Extended Asymptotic Identifiability of Nonparametric Item Response Models
Yinqiu He
TL;DR
The paper addresses identifiability in nonparametric IRT by extending the model class to include widely used parametric IRFs and proving asymptotic identifiability as the number of items grows, under relaxed conditions. It employs a triangular sequence framework with a fixed latent density and derives new techniques to handle end-point and interior behavior, demonstrating that two IRF sequences producing the same manifest distributions are asymptotically indistinguishable. The main contributions are (i) relaxing key assumptions from Douglas (2001) to accommodate normal ogive and 4PL models, (ii) proving global identifiability on (0,1) in the large-item limit, and (iii) providing constructive examples and technical lemmas to support the result.
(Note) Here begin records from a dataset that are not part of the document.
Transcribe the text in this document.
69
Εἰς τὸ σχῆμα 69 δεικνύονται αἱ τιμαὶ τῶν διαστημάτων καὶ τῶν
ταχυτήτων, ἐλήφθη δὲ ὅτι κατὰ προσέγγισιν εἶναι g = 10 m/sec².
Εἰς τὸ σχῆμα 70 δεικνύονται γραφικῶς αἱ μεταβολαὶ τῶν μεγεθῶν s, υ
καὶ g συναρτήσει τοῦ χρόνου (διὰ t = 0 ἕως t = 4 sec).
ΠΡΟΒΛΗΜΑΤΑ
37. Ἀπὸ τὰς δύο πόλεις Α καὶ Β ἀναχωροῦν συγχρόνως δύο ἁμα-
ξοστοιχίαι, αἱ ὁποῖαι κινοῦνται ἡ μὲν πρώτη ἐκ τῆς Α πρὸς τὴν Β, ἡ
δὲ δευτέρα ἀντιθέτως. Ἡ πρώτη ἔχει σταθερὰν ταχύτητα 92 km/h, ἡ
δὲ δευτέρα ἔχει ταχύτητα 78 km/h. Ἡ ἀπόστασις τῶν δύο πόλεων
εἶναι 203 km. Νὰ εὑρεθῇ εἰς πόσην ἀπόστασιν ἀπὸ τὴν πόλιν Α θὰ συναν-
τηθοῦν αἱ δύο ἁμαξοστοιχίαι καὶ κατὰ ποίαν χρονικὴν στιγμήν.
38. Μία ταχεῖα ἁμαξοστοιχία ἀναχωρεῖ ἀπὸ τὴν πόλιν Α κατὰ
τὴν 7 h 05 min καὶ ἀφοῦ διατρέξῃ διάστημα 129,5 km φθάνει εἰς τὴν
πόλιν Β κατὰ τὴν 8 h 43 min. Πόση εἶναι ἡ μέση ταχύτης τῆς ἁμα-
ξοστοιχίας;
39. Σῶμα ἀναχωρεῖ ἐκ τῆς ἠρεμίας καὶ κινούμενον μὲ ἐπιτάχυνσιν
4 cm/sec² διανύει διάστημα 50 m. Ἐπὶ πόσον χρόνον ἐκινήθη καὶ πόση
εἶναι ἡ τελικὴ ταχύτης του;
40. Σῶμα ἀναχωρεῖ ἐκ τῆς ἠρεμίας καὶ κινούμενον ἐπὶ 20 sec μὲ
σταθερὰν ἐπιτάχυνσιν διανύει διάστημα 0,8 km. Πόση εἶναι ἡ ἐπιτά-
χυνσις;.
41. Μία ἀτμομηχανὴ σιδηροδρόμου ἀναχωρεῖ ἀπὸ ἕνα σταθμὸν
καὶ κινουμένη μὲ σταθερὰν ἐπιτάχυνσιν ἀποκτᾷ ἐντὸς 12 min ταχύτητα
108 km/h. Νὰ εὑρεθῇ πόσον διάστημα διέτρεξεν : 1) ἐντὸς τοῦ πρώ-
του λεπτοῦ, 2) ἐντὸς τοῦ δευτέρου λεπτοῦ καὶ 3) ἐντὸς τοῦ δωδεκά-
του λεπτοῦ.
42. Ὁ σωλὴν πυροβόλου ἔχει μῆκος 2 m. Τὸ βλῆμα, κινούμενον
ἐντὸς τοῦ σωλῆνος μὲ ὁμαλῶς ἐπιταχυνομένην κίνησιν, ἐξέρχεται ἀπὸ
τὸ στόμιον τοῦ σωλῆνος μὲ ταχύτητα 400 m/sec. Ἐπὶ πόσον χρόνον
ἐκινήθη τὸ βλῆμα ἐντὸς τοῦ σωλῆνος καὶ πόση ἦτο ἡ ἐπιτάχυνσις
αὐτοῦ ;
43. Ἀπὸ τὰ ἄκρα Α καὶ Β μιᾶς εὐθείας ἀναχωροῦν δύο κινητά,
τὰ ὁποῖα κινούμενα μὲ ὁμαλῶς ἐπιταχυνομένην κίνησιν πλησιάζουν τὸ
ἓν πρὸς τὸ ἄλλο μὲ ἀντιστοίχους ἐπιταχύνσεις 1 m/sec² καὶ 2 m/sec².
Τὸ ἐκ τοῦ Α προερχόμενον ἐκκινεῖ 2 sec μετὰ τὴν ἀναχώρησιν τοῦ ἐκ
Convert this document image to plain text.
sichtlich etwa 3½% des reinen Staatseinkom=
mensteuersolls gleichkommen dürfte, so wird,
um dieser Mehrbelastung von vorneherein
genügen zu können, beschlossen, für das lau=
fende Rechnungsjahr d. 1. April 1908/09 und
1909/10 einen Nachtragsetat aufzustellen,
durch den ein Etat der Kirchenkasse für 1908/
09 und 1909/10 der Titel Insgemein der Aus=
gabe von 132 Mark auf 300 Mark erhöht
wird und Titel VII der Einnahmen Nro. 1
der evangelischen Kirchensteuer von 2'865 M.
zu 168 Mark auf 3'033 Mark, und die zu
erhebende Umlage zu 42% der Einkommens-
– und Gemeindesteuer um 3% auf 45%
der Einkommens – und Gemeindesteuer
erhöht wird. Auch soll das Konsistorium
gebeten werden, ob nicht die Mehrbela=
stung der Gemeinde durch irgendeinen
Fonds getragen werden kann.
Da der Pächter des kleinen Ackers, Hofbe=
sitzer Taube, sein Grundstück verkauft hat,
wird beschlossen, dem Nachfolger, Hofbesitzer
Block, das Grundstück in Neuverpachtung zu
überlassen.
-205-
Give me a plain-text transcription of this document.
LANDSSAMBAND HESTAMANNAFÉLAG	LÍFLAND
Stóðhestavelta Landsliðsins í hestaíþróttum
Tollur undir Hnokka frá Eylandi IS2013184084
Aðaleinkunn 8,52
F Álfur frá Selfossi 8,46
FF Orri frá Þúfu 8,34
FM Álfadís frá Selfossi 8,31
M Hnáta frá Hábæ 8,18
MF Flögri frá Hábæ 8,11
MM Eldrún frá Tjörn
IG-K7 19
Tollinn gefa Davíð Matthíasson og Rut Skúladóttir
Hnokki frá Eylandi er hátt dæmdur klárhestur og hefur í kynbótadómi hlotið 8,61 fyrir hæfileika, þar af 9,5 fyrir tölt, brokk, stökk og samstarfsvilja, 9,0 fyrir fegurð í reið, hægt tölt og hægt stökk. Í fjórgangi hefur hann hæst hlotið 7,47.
The findings offer a solid theoretical basis for using nonparametric IRTs in large-scale assessments and for comparing parametric vs. nonparametric models in practice.
Abstract
Nonparametric item response models provide a flexible framework in psychological and educational measurements. Douglas (2001) established asymptotic identifiability for a class of models with nonparametric response functions for long assessments. Nevertheless, the model class examined in Douglas (2001) excludes several popular parametric item response models. This limitation can hinder the applications in which nonparametric and parametric models are compared, such as evaluating model goodness-of-fit. To address this issue, We consider an extended nonparametric model class that encompasses most parametric models and establish asymptotic identifiability. The results bridge the parametric and nonparametric item response models and provide a solid theoretical foundation for the applications of nonparametric item response models for assessments with many items.